The Mastership system in the Dublin Maternity hospitals has many advantages which might be applied in some measure at least to the structuring of the modern general hospital.  The publication of the annual reports and the free discussion of these reports at the Royal Academy of Medicine ensure the highest of obstetrical standards.  The Masters have sufficient power and influence to guide professional policy, to innovate and to intervene if necessary in relation to professional standards and performance. Their appointment is limited to seven years, thus obviating the danger of a permanent dominance by any one person and of the many disadvantages arising from a long tenure of office, a situation which is all too frequent in our general and teaching hospitals where progress may be retarded by the excessively conservative and long-standing influence of some colleagues, such as the professors of medicine and surgery.   

It is also an advantage that the master is not necessarily appointed from the in-house staff, although he (or she) is apparently assured of continuing on the staff after the term of office is completed. No doubt unsuitable or unfit masters may have been appointed but, because of the background of the candidates and the certain awareness of their qualifications, the poor appointment must have been relatively rare. For every poor appointment there must have been many who made a contribution to the high standards of midwifery which has made the Dublin school of midwifery internationally famous.

I would suggest that each general hospital should have a Chief of Staff elected for a limited period by his colleagues.
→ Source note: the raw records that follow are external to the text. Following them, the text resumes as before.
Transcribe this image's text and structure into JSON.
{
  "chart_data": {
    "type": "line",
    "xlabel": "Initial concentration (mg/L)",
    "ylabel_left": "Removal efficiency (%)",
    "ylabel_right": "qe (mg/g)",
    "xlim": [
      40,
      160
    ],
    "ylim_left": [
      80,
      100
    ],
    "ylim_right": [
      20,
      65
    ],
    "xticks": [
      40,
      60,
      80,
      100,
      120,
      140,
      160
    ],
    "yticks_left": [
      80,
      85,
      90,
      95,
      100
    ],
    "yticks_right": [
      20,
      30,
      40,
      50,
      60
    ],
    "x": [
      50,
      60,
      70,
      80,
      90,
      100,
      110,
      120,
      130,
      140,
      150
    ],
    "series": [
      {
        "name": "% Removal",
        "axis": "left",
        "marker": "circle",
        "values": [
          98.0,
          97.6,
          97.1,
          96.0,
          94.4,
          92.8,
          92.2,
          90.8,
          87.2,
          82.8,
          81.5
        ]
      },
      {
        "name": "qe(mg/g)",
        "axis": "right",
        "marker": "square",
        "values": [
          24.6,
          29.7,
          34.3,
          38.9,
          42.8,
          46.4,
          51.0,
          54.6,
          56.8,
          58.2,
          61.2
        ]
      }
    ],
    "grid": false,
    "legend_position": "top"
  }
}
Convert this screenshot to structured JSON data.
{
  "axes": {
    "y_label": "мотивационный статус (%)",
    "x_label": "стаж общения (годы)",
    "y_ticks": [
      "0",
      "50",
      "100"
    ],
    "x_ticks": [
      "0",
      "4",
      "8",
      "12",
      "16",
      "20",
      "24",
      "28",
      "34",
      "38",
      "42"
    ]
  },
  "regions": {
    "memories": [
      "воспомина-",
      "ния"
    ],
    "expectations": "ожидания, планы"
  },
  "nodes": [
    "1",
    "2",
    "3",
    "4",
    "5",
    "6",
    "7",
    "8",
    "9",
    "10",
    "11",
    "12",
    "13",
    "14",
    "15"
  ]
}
He or she would have the same administrative standing as the chief executive officer of the hospital and would be granted special sessions for administration. He would chair a medical committee which would include the chairmen of the major medical departments of the hospital. He would be responsible for standards of accountability among his colleagues and would have certain disciplinary powers. About thirty years ago the Cogwheel Report was published in the United Kingdom (2). It advocated a medical structure somewhat along these lines. It seems puzzling to me that the Cogwheel recommendations were not widely accepted. There may have been professional resistance to the proposal but I am sure such a staff structure must be part of hospital organisation in other countries. My views on the current hospital system in Ireland can be found in my monograph published in 2006 (3).
 
I believe the high standards of Dublin midwifery and the international reputation of the Dublin school must rest squarely on the mastership system and on the professional accountability of the maternity hospitals. It also rests on the strong emphasises on health education and prevention, and the clinical management which is inherent in obstetrical practice in this city. This system should be retained and jealously guarded by our maternity hospitals. Its advantages should be remembered when we are trying to solve the problems of staffing and the administrative structure of our modern general hospitals.
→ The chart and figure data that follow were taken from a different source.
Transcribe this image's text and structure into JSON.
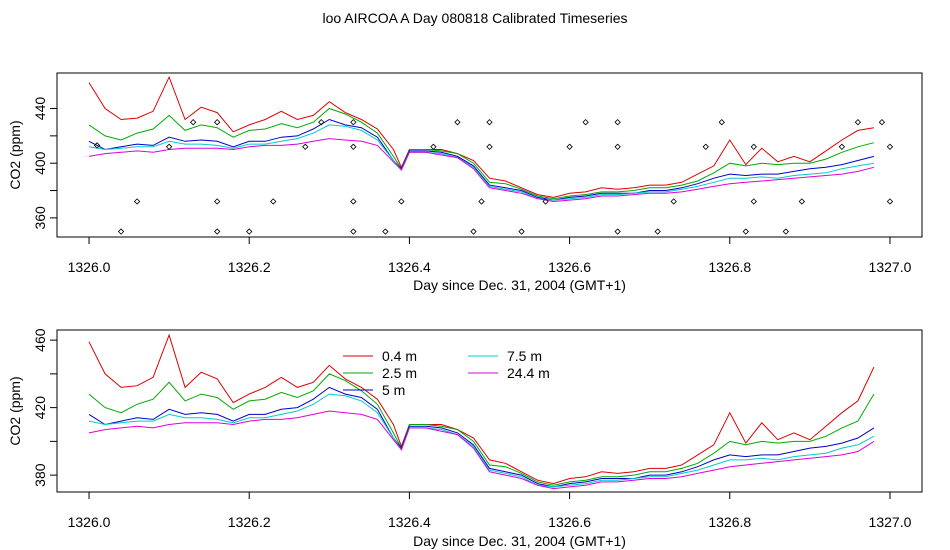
{
  "page_title": "loo AIRCOA A  Day 080818  Calibrated Timeseries",
  "colors": {
    "0.4 m": "#dd0000",
    "2.5 m": "#00aa00",
    "5 m": "#0000cc",
    "7.5 m": "#00cccc",
    "24.4 m": "#dd00dd",
    "points": "#000000"
  },
  "chart_data": [
    {
      "type": "line",
      "xlabel": "Day since Dec. 31, 2004 (GMT+1)",
      "ylabel": "CO2 (ppm)",
      "xlim": [
        1325.96,
        1327.04
      ],
      "ylim": [
        346,
        466
      ],
      "xticks": [
        1326.0,
        1326.2,
        1326.4,
        1326.6,
        1326.8,
        1327.0
      ],
      "xtick_labels": [
        "1326.0",
        "1326.2",
        "1326.4",
        "1326.6",
        "1326.8",
        "1327.0"
      ],
      "yticks": [
        360,
        400,
        440
      ],
      "ytick_labels": [
        "360",
        "400",
        "440"
      ],
      "extra_yticks": [
        380,
        420
      ],
      "x": [
        1326.0,
        1326.02,
        1326.04,
        1326.06,
        1326.08,
        1326.1,
        1326.12,
        1326.14,
        1326.16,
        1326.18,
        1326.2,
        1326.22,
        1326.24,
        1326.26,
        1326.28,
        1326.3,
        1326.32,
        1326.34,
        1326.36,
        1326.38,
        1326.39,
        1326.4,
        1326.42,
        1326.44,
        1326.46,
        1326.48,
        1326.5,
        1326.52,
        1326.54,
        1326.56,
        1326.58,
        1326.6,
        1326.62,
        1326.64,
        1326.66,
        1326.68,
        1326.7,
        1326.72,
        1326.74,
        1326.76,
        1326.78,
        1326.8,
        1326.82,
        1326.84,
        1326.86,
        1326.88,
        1326.9,
        1326.92,
        1326.94,
        1326.96,
        1326.98
      ],
      "series": [
        {
          "name": "0.4 m",
          "values": [
            459,
            440,
            432,
            433,
            438,
            463,
            432,
            441,
            437,
            423,
            428,
            432,
            438,
            432,
            435,
            445,
            437,
            432,
            425,
            410,
            397,
            410,
            410,
            410,
            407,
            402,
            389,
            387,
            382,
            377,
            375,
            378,
            379,
            382,
            381,
            382,
            384,
            384,
            386,
            392,
            398,
            417,
            399,
            411,
            401,
            405,
            401,
            409,
            417,
            424,
            426
          ]
        },
        {
          "name": "2.5 m",
          "values": [
            428,
            420,
            417,
            422,
            425,
            435,
            424,
            428,
            426,
            419,
            424,
            425,
            429,
            426,
            430,
            440,
            436,
            430,
            422,
            405,
            396,
            410,
            410,
            409,
            407,
            400,
            386,
            385,
            381,
            376,
            374,
            376,
            377,
            379,
            379,
            380,
            382,
            382,
            384,
            387,
            393,
            400,
            398,
            400,
            399,
            400,
            400,
            403,
            408,
            412,
            415
          ]
        },
        {
          "name": "5 m",
          "values": [
            416,
            410,
            412,
            414,
            413,
            419,
            416,
            417,
            416,
            412,
            416,
            416,
            419,
            420,
            425,
            432,
            428,
            426,
            419,
            402,
            396,
            409,
            409,
            408,
            405,
            398,
            384,
            382,
            380,
            375,
            373,
            375,
            376,
            378,
            378,
            378,
            380,
            380,
            382,
            385,
            389,
            392,
            391,
            392,
            392,
            394,
            396,
            397,
            399,
            402,
            405
          ]
        },
        {
          "name": "7.5 m",
          "values": [
            412,
            410,
            411,
            412,
            412,
            416,
            414,
            414,
            413,
            411,
            414,
            414,
            416,
            418,
            422,
            428,
            427,
            424,
            417,
            402,
            395,
            408,
            408,
            407,
            404,
            397,
            383,
            381,
            379,
            374,
            373,
            374,
            375,
            377,
            377,
            378,
            379,
            379,
            381,
            383,
            386,
            389,
            389,
            390,
            389,
            391,
            392,
            393,
            396,
            398,
            400
          ]
        },
        {
          "name": "24.4 m",
          "values": [
            405,
            407,
            408,
            409,
            408,
            410,
            411,
            411,
            411,
            410,
            412,
            413,
            413,
            414,
            416,
            418,
            417,
            416,
            413,
            401,
            395,
            408,
            408,
            406,
            404,
            396,
            382,
            380,
            378,
            374,
            372,
            373,
            374,
            376,
            376,
            377,
            378,
            378,
            379,
            381,
            383,
            385,
            386,
            387,
            388,
            389,
            390,
            391,
            392,
            394,
            397
          ]
        }
      ],
      "points": {
        "x": [
          1326.01,
          1326.04,
          1326.06,
          1326.1,
          1326.13,
          1326.16,
          1326.16,
          1326.16,
          1326.2,
          1326.23,
          1326.27,
          1326.29,
          1326.33,
          1326.33,
          1326.33,
          1326.33,
          1326.37,
          1326.39,
          1326.43,
          1326.46,
          1326.48,
          1326.49,
          1326.5,
          1326.5,
          1326.54,
          1326.57,
          1326.6,
          1326.62,
          1326.66,
          1326.66,
          1326.66,
          1326.71,
          1326.73,
          1326.77,
          1326.79,
          1326.82,
          1326.83,
          1326.83,
          1326.87,
          1326.89,
          1326.94,
          1326.96,
          1326.99,
          1327.0,
          1327.0
        ],
        "y": [
          413,
          350,
          372,
          412,
          430,
          372,
          350,
          430,
          350,
          372,
          412,
          430,
          412,
          372,
          350,
          430,
          350,
          372,
          412,
          430,
          350,
          372,
          412,
          430,
          350,
          372,
          412,
          430,
          350,
          412,
          430,
          350,
          372,
          412,
          430,
          350,
          372,
          412,
          350,
          372,
          412,
          430,
          430,
          412,
          372
        ]
      }
    },
    {
      "type": "line",
      "xlabel": "Day since Dec. 31, 2004 (GMT+1)",
      "ylabel": "CO2 (ppm)",
      "xlim": [
        1325.96,
        1327.04
      ],
      "ylim": [
        370,
        466
      ],
      "xticks": [
        1326.0,
        1326.2,
        1326.4,
        1326.6,
        1326.8,
        1327.0
      ],
      "xtick_labels": [
        "1326.0",
        "1326.2",
        "1326.4",
        "1326.6",
        "1326.8",
        "1327.0"
      ],
      "yticks": [
        380,
        420,
        460
      ],
      "ytick_labels": [
        "380",
        "420",
        "460"
      ],
      "extra_yticks": [
        400,
        440
      ],
      "legend": {
        "placement": "top-center",
        "entries": [
          "0.4 m",
          "2.5 m",
          "5 m",
          "7.5 m",
          "24.4 m"
        ]
      },
      "x": [
        1326.0,
        1326.02,
        1326.04,
        1326.06,
        1326.08,
        1326.1,
        1326.12,
        1326.14,
        1326.16,
        1326.18,
        1326.2,
        1326.22,
        1326.24,
        1326.26,
        1326.28,
        1326.3,
        1326.32,
        1326.34,
        1326.36,
        1326.38,
        1326.39,
        1326.4,
        1326.42,
        1326.44,
        1326.46,
        1326.48,
        1326.5,
        1326.52,
        1326.54,
        1326.56,
        1326.58,
        1326.6,
        1326.62,
        1326.64,
        1326.66,
        1326.68,
        1326.7,
        1326.72,
        1326.74,
        1326.76,
        1326.78,
        1326.8,
        1326.82,
        1326.84,
        1326.86,
        1326.88,
        1326.9,
        1326.92,
        1326.94,
        1326.96,
        1326.98
      ],
      "series": [
        {
          "name": "0.4 m",
          "values": [
            459,
            440,
            432,
            433,
            438,
            463,
            432,
            441,
            437,
            423,
            428,
            432,
            438,
            432,
            435,
            445,
            437,
            432,
            425,
            410,
            397,
            410,
            410,
            410,
            407,
            402,
            389,
            387,
            382,
            377,
            375,
            378,
            379,
            382,
            381,
            382,
            384,
            384,
            386,
            392,
            398,
            417,
            399,
            411,
            401,
            405,
            401,
            409,
            417,
            424,
            444
          ]
        },
        {
          "name": "2.5 m",
          "values": [
            428,
            420,
            417,
            422,
            425,
            435,
            424,
            428,
            426,
            419,
            424,
            425,
            429,
            426,
            430,
            440,
            436,
            430,
            422,
            405,
            396,
            410,
            410,
            409,
            407,
            400,
            386,
            385,
            381,
            376,
            374,
            376,
            377,
            379,
            379,
            380,
            382,
            382,
            384,
            387,
            393,
            400,
            398,
            400,
            399,
            400,
            400,
            403,
            408,
            412,
            428
          ]
        },
        {
          "name": "5 m",
          "values": [
            416,
            410,
            412,
            414,
            413,
            419,
            416,
            417,
            416,
            412,
            416,
            416,
            419,
            420,
            425,
            432,
            428,
            426,
            419,
            402,
            396,
            409,
            409,
            408,
            405,
            398,
            384,
            382,
            380,
            375,
            373,
            375,
            376,
            378,
            378,
            378,
            380,
            380,
            382,
            385,
            389,
            392,
            391,
            392,
            392,
            394,
            396,
            397,
            399,
            402,
            408
          ]
        },
        {
          "name": "7.5 m",
          "values": [
            412,
            410,
            411,
            412,
            412,
            416,
            414,
            414,
            413,
            411,
            414,
            414,
            416,
            418,
            422,
            428,
            427,
            424,
            417,
            402,
            395,
            408,
            408,
            407,
            404,
            397,
            383,
            381,
            379,
            374,
            373,
            374,
            375,
            377,
            377,
            378,
            379,
            379,
            381,
            383,
            386,
            389,
            389,
            390,
            389,
            391,
            392,
            393,
            396,
            398,
            403
          ]
        },
        {
          "name": "24.4 m",
          "values": [
            405,
            407,
            408,
            409,
            408,
            410,
            411,
            411,
            411,
            410,
            412,
            413,
            413,
            414,
            416,
            418,
            417,
            416,
            413,
            401,
            395,
            408,
            408,
            406,
            404,
            396,
            382,
            380,
            378,
            374,
            372,
            373,
            374,
            376,
            376,
            377,
            378,
            378,
            379,
            381,
            383,
            385,
            386,
            387,
            388,
            389,
            390,
            391,
            392,
            394,
            400
          ]
        }
      ]
    }
  ]
}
To return to the Collins book on midwifery, I would sum up by referring to his foresight and clinical judgement in controlling puerperal infection long before the bacterial origin of disease was discovered. Many of the treatment methods used in the early nineteenth century midwifery must have done more harm than good. They had no obvious rationale nor did they have any basis of evidence to support them. It was long before the concept of evidence based medicine was introduced but it is a reminder that we still practice medicine which has never been justified on the grounds of proper trials.

References:

(1)  Joseph Banks in Newfoundland and Labrador, 1766. A.M.Lysaght,   Faber & Faber. London, 1971, p35.

(2)  First Report of the Joint Working Party on the Organisation of Medical Work in Hospitals. H.M.Stationary Office, London, 1967.

(3)  Is the Health Service for Healing? Risteárd Mulcahy, Liberties Press, Dublin, 2006.